Students interviewed by the Times expressed mixed feelings about the takeover: While safety might improve, they thought, many also feared police harassment. “With security guards, you could be friends,” said one high school senior. “With cops, there’s tension. We’re going to have to keep our distance.”

In Chicago, the school system is in charge of security, but uniformed police officers, working out of a special unit, are assigned to all high schools.

MASSACHUSETTS

Teaching programs face skills test. Teacher education programs in Massachusetts may face closure if too many of their graduates fail a basic skills test, the Boston Globe reports in its Sept. 16 edition. The Massachusetts Board of Education voted to draft a proposal that would shut down college teaching programs if, for two consecutive years, more than 20 percent of their graduating students fail a basic skills test. The test is mandatory for teacher certification in Massachusetts and covers reading, writing and knowledge of the subject the graduate intends to teach. (Illinois also administers both a basic skills test and a subject-area test.)

When the Massachusetts test was given last April, 59 percent of aspiring teachers failed; in July, 47 percent failed. Only 2 of 54 colleges with students tested on those dates met the proposed cutoff: Harvard University and Wellesley College. This year, a total of 13 students completed teaching programs at those two schools.

Education deans say their schools are being unjustly blamed for the high failure rate, and note that the test has not yet been independently validated, the Globe reports. If approved, the state board’s proposal would not take effect until 2000.

NATIONWIDE

Treatment of gay students rated. In a rating of how well 42 large school districts protect and support gay and lesbian students, Chicago and 16 other districts earned an ‘F.’

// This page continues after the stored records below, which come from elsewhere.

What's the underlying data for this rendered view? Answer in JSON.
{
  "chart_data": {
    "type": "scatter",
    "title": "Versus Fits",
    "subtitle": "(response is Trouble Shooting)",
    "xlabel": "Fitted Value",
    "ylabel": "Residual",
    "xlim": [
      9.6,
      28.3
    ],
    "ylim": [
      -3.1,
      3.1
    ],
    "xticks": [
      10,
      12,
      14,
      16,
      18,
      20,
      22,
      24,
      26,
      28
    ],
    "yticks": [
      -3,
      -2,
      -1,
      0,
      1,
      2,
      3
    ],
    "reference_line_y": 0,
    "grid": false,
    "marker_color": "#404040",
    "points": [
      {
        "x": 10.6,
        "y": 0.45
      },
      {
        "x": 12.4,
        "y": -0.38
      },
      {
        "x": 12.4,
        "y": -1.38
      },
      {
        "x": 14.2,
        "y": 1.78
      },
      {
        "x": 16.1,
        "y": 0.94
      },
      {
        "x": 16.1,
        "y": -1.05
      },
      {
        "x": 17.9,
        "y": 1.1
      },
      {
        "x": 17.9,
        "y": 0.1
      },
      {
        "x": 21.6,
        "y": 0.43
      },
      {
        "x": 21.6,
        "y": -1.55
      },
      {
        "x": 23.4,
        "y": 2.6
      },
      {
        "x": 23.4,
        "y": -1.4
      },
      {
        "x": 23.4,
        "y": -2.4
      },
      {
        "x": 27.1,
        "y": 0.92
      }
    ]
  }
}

The report card released Sept. 10 by the New York-based Gay, Lesbian, and Straight Education Network (GLSEN) judged districts on six criteria, including whether they have a written policy specifically protecting students and staff from discrimination and harassment based on real or perceived sexual orientation, whether districts provide inservice training on issues affecting gay, lesbian and bisexual students, and whether the district has student groups that address homophobia. Chicago met none of these criteria.

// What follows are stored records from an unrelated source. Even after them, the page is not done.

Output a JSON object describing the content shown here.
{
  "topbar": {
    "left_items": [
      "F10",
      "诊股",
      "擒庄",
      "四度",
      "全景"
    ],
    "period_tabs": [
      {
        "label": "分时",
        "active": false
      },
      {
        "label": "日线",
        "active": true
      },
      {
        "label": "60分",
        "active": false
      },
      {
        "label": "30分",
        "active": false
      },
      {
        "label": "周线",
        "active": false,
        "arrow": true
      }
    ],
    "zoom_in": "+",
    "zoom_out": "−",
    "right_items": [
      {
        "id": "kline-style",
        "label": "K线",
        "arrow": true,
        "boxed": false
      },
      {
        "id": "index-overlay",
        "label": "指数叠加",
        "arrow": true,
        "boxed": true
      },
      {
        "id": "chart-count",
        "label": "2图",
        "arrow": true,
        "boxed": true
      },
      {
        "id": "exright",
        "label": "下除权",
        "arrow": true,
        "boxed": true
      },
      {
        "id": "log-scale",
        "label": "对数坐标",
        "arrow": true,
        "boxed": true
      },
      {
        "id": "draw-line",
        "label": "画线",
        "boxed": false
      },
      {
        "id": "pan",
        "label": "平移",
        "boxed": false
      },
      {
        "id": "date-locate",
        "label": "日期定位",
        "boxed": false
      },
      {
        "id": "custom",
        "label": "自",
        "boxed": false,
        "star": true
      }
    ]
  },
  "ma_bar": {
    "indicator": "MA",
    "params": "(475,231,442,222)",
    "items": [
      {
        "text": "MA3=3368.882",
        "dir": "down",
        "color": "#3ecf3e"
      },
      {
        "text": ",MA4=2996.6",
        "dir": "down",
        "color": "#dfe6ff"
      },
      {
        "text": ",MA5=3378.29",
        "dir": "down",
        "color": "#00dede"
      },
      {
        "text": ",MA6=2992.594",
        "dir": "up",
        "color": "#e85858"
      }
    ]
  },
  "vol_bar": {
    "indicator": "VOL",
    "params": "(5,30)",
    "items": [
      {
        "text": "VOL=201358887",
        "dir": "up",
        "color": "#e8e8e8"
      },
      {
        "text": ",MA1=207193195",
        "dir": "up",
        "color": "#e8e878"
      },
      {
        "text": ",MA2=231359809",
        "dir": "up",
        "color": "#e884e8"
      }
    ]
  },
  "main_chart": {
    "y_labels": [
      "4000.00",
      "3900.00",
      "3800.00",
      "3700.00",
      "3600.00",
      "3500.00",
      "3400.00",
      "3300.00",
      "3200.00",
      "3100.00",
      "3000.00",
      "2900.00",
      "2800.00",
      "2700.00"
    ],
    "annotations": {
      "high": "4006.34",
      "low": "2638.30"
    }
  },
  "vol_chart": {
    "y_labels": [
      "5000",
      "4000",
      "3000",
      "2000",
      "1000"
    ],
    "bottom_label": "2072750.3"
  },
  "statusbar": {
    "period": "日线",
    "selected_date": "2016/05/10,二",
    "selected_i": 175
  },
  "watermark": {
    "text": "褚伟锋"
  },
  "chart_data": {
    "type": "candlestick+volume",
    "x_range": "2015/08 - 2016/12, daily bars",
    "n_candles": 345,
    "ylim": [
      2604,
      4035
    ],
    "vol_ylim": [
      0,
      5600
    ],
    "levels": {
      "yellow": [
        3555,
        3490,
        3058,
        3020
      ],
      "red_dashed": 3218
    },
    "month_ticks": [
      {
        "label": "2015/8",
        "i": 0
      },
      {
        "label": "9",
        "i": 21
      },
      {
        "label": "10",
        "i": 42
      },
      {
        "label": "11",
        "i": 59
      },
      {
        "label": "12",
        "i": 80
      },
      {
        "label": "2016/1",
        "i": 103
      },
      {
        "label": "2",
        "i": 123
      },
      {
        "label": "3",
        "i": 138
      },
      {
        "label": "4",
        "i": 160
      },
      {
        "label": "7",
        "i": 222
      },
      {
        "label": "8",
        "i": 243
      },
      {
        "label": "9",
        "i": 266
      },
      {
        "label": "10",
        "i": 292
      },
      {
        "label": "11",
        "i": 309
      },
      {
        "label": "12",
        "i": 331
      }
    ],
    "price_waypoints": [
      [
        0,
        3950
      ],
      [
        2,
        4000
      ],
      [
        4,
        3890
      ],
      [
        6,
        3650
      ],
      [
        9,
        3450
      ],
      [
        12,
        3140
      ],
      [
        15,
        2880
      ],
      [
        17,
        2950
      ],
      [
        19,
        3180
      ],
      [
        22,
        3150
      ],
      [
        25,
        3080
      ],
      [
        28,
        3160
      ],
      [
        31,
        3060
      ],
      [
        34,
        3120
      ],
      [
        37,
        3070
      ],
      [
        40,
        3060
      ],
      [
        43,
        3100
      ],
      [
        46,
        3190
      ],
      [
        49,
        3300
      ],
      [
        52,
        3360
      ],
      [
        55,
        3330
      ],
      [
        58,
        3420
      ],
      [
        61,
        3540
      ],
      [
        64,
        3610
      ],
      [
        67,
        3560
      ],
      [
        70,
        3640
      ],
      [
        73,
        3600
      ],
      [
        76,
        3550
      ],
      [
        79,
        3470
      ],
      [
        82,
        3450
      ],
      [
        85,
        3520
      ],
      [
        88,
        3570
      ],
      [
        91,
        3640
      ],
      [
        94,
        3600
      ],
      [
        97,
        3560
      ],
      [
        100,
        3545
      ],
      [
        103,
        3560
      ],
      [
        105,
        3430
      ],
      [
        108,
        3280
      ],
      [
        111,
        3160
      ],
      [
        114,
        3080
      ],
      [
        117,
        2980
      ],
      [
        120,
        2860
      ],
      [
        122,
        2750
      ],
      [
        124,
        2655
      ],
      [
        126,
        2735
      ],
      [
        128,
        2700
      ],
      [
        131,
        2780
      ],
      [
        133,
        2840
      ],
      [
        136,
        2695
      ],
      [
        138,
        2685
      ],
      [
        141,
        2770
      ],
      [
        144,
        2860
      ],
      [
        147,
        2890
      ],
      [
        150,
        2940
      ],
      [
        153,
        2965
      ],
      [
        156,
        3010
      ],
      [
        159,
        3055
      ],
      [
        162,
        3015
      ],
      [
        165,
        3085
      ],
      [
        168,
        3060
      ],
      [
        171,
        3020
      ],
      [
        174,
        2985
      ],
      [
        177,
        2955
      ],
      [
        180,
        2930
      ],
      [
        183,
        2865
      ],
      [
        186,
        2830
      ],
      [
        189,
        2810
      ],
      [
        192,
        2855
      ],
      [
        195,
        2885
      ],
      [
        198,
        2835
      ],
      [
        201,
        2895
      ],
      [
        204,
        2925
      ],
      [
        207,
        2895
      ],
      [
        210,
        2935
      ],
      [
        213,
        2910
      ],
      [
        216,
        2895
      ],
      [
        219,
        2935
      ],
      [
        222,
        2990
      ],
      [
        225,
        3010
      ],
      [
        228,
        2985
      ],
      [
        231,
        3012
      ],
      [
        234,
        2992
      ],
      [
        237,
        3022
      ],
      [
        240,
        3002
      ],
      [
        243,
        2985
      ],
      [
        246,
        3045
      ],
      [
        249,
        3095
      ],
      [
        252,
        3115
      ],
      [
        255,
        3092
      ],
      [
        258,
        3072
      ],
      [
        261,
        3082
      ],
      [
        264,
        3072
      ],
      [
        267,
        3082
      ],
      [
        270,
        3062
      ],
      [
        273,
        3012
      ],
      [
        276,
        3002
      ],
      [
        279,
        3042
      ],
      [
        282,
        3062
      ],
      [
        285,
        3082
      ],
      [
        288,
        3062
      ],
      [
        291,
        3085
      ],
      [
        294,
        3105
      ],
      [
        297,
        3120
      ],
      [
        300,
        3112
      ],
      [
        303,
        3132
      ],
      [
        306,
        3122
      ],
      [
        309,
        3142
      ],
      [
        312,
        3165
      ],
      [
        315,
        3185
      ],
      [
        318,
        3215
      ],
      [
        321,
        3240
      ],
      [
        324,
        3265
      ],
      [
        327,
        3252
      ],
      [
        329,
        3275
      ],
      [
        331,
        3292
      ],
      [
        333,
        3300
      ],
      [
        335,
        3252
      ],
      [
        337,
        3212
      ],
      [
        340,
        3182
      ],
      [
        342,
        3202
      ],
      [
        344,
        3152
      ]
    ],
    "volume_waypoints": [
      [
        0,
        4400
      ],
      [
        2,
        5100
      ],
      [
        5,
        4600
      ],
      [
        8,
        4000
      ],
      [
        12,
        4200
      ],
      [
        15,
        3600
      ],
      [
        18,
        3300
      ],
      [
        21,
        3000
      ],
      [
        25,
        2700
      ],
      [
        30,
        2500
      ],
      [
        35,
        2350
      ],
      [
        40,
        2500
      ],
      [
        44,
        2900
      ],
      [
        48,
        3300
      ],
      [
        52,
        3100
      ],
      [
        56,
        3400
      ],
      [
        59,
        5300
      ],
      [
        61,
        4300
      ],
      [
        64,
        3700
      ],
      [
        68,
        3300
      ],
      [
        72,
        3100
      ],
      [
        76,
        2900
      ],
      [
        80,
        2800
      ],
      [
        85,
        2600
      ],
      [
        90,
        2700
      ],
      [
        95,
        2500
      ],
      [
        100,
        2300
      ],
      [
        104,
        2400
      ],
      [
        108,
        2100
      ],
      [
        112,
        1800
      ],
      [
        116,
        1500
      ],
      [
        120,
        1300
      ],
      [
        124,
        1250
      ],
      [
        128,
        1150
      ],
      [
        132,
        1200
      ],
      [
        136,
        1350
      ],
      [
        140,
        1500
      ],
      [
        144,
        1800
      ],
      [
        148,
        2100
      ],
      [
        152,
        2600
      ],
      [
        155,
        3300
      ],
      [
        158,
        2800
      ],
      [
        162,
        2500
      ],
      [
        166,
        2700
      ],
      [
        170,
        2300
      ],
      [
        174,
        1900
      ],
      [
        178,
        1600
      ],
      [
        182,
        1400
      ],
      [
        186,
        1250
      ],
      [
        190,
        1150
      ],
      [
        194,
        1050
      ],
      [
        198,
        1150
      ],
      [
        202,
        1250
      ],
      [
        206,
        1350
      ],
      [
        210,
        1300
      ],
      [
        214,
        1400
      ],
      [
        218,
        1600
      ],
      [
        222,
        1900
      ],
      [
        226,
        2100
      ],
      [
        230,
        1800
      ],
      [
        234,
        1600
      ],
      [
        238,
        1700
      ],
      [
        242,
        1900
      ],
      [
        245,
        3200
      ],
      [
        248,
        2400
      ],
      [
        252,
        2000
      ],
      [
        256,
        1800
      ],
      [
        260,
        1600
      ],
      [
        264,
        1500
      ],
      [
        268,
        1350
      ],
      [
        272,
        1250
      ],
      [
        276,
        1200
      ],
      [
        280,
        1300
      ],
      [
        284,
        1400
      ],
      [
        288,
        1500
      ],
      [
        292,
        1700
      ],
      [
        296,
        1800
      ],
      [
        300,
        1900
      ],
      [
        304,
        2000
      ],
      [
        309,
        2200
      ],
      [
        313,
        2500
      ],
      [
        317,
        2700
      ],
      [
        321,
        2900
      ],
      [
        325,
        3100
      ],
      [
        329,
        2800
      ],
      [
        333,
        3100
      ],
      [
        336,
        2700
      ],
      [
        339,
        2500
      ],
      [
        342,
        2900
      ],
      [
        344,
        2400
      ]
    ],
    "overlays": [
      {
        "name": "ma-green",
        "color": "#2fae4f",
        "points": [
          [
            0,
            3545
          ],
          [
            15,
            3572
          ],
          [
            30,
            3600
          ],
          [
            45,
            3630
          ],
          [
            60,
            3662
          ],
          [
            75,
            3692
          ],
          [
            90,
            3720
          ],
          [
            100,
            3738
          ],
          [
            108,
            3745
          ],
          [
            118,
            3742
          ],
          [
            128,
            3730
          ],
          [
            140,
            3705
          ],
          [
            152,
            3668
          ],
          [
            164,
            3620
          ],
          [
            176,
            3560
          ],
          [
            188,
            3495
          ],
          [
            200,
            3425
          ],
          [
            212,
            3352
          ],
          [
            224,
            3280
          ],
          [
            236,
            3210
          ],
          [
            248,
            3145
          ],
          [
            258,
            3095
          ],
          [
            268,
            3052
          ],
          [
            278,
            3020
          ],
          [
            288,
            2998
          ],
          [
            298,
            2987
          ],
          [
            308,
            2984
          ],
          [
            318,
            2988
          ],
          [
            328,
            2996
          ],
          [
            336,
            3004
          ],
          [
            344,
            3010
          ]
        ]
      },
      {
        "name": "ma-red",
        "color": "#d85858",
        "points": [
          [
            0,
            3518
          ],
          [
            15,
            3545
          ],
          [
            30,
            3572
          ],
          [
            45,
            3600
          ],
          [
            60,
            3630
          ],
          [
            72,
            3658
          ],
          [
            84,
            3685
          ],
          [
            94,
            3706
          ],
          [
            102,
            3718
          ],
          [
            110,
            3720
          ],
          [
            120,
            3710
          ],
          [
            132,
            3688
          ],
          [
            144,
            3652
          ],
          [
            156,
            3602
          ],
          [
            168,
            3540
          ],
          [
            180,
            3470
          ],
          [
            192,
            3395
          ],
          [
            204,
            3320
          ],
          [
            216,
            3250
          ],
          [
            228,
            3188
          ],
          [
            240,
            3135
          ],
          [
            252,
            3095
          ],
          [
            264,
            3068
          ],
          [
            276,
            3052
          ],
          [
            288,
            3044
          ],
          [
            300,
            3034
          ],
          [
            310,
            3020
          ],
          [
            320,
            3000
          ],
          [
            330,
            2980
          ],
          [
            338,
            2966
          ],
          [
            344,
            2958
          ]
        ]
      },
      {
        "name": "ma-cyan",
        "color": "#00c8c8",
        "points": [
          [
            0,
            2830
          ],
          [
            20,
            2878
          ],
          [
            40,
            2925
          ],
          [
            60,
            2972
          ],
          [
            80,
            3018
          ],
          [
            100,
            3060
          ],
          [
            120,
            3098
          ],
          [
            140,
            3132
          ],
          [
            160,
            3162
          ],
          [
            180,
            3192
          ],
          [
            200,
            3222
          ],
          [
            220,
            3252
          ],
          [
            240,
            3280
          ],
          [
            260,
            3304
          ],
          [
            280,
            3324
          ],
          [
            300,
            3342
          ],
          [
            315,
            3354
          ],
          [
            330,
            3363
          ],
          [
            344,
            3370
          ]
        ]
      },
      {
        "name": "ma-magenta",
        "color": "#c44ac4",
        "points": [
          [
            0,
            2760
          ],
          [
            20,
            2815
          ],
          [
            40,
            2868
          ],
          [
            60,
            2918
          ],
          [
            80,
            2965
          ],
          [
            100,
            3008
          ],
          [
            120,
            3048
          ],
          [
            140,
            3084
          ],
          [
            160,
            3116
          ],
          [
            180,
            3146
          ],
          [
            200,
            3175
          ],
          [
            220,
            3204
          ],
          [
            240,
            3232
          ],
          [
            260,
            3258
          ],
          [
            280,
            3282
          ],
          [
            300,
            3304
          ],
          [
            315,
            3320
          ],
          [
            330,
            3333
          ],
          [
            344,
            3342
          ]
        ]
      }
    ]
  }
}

In the Dade County (Miami, Fla.) public schools, one of eight districts that earned a perfect score, guidance counselors at 22 of 31 high schools offered gay and lesbian support groups last year, and students at five high schools started clubs, according to the Sept. 10 Miami Herald. Other districts receiving A’s are Boston, Denver, Los Angeles, Philadelphia, San Diego and San Francisco.

“Our big issue is safety,” Edda Cimino, a GLSEN co-chair in South Florida told the Herald. “These students have a right to learn in a safe environment. If they don’t feel safe, they won’t learn.”

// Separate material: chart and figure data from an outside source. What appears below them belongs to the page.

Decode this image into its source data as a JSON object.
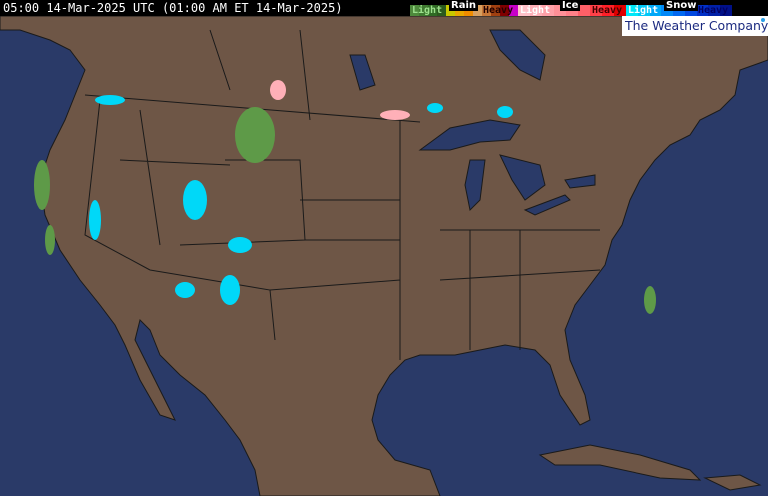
{
  "header": {
    "timestamp": "05:00 14-Mar-2025 UTC  (01:00 AM ET 14-Mar-2025)"
  },
  "legend": {
    "rain": {
      "title": "Rain",
      "light": "Light",
      "heavy": "Heavy",
      "colors": [
        "#4e8a3c",
        "#3f7a30",
        "#2f6a24",
        "#2a5a1e",
        "#c8c800",
        "#e8a800",
        "#f08c00",
        "#d8a060",
        "#c87838",
        "#a04010",
        "#800000",
        "#c800c8"
      ]
    },
    "ice": {
      "title": "Ice",
      "light": "Light",
      "heavy": "Heavy",
      "colors": [
        "#ffc0c8",
        "#ffb0b8",
        "#ffa0a8",
        "#ff9098",
        "#ff8088",
        "#ff6068",
        "#ff4048",
        "#ff2028",
        "#e00000"
      ]
    },
    "snow": {
      "title": "Snow",
      "light": "Light",
      "heavy": "Heavy",
      "colors": [
        "#00e8f8",
        "#00c8f8",
        "#00a8f8",
        "#0088f8",
        "#0068f0",
        "#0048e0",
        "#0030c8",
        "#0020a8",
        "#001088"
      ]
    }
  },
  "logo": {
    "text": "The Weather Company"
  },
  "map": {
    "land_color": "#6e5646",
    "water_color": "#2a3a68",
    "border_color": "#1a1a1a"
  }
}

Glsen also provided the Herald with these national statistics: About 19 percent of gay and lesbian students are physically attacked because of their sexual orientation; 13 percent skip school at least once a month due to such attacks; 26 percent eventually drop out.

The report was endorsed by the National Education Association, American Federation of Teachers, and the National Association of School Psychologists.